Effect of flexible camshaft technology on dual-fuel engine performance using phenomenological combustion model

Abstract

AbstractThe objective of the current study is to investigate the effect of tunable valve timings on the performance and emissions of a dual-fuel marine engine. A simulation model was developed in MATLAB to simulate the valvetrain mechanism. The model generates different valve lift curves depending on the input conditions, and after that, it tests them against any possible collision with the piston. The valid valve lift curves were exported to a two-zone combustion model in AVL CRUISE-M platform. The combustion model depends on the fractal principle and aims to predict the in-cylinder parameters.
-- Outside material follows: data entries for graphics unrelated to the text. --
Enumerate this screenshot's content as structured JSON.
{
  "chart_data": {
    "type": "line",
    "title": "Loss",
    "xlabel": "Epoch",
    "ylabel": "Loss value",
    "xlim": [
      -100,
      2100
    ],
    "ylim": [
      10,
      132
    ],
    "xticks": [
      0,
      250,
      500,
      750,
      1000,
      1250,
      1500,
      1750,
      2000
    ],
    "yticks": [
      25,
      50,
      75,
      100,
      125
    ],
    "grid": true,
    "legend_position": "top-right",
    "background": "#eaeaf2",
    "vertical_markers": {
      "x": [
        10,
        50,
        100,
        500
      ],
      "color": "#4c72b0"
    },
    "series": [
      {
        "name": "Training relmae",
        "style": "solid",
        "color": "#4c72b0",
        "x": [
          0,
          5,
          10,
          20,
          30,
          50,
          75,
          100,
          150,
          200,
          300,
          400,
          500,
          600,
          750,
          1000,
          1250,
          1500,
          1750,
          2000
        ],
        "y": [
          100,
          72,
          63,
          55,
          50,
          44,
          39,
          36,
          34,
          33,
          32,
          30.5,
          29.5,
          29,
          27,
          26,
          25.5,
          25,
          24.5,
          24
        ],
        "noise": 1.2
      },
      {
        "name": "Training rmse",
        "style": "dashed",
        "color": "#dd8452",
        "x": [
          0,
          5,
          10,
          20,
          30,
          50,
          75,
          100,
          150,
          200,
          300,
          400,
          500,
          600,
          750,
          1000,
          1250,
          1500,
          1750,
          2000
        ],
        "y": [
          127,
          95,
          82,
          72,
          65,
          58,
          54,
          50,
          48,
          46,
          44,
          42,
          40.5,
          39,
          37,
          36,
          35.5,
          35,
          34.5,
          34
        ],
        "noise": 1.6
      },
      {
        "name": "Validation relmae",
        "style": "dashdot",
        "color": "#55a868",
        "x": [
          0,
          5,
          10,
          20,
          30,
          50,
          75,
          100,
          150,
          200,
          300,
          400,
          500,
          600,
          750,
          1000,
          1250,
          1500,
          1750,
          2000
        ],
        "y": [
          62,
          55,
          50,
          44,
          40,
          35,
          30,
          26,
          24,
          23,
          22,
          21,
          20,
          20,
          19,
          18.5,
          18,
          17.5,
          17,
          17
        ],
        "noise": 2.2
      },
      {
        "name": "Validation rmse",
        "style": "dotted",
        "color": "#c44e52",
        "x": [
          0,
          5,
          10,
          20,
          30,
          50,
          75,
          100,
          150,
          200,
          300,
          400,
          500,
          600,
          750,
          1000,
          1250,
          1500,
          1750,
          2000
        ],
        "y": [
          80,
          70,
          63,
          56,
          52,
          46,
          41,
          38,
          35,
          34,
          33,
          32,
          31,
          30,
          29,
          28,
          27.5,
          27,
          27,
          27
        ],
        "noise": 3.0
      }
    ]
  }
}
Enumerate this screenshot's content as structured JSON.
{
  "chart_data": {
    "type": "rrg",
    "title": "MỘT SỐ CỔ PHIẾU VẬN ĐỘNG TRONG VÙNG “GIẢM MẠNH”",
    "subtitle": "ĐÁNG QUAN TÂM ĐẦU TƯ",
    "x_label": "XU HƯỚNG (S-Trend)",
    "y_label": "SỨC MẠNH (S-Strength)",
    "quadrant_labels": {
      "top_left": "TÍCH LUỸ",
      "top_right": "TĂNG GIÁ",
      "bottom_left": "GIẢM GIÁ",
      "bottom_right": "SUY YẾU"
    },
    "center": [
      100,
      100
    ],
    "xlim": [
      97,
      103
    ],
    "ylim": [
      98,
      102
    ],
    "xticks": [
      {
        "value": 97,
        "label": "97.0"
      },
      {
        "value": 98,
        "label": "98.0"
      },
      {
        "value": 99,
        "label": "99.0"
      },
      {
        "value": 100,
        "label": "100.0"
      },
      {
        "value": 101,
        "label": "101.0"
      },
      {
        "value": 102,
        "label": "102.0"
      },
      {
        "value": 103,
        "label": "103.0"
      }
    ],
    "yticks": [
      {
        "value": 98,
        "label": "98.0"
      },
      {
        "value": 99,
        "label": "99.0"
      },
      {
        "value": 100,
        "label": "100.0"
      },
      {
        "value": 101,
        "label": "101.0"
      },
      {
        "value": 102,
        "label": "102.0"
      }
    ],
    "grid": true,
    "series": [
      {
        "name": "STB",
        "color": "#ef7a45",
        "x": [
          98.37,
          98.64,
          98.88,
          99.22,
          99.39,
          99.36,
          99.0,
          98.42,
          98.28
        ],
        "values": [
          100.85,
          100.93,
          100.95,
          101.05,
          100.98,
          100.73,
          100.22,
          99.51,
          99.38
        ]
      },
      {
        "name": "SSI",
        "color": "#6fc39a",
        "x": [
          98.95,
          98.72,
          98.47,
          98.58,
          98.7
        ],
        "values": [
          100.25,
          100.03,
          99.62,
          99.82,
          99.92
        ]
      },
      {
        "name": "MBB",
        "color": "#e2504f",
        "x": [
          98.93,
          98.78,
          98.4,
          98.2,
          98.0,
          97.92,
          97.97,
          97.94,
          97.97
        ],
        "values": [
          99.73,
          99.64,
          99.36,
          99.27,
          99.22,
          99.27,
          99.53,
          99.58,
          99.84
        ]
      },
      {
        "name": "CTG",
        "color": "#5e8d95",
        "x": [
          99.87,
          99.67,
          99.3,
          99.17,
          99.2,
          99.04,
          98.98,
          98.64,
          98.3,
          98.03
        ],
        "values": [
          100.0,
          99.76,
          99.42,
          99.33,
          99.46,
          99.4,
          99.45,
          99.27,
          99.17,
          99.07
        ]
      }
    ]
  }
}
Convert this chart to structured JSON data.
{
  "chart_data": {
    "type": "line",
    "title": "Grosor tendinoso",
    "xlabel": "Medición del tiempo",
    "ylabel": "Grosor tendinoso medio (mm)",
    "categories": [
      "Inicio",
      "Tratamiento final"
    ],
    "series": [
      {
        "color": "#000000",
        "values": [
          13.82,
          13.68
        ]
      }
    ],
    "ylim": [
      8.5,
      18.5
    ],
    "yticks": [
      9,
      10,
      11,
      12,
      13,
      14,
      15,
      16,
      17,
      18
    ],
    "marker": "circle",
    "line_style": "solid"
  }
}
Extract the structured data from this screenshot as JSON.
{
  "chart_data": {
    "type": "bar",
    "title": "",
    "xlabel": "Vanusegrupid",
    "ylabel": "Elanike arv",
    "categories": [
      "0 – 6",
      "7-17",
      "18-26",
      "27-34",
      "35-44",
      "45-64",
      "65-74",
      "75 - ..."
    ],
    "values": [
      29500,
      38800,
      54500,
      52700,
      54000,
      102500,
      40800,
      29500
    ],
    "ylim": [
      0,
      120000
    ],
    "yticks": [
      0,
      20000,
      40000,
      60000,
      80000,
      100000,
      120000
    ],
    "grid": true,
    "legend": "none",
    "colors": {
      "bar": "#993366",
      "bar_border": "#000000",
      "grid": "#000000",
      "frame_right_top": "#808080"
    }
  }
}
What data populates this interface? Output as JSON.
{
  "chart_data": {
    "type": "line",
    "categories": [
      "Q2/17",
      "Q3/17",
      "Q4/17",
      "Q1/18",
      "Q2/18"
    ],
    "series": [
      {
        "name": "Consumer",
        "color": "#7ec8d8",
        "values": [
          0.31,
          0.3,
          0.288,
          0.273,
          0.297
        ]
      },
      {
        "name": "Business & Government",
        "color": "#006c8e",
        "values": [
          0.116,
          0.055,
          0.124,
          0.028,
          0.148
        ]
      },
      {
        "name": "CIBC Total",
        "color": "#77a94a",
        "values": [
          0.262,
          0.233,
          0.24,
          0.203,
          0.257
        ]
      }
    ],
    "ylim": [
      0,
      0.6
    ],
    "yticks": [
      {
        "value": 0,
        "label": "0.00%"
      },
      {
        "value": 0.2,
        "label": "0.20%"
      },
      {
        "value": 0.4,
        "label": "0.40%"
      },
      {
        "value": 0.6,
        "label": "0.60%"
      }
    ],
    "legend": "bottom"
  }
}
In addition, it contains sub-models to calculate the ignition delay and emissions formation. Model results were compared against experimental data, as the latter were obtained from a heavy-duty, medium-speed, single-cylinder research engine, which employs natural gas as a main fuel. The results showed good agreement and the model was used for further investigations with other cam pairs. It has been found that the fractal combustion model can effectively represent the combustion behavior in the dual-fuel engine. Furthermore, valve timing has a significant influence on the engine performance and exhaust emissions. Results also revealed that applying Miller cycle can reduce the nitrogen oxides emissions, while the higher valve overlap period had a negative effect on methane slip.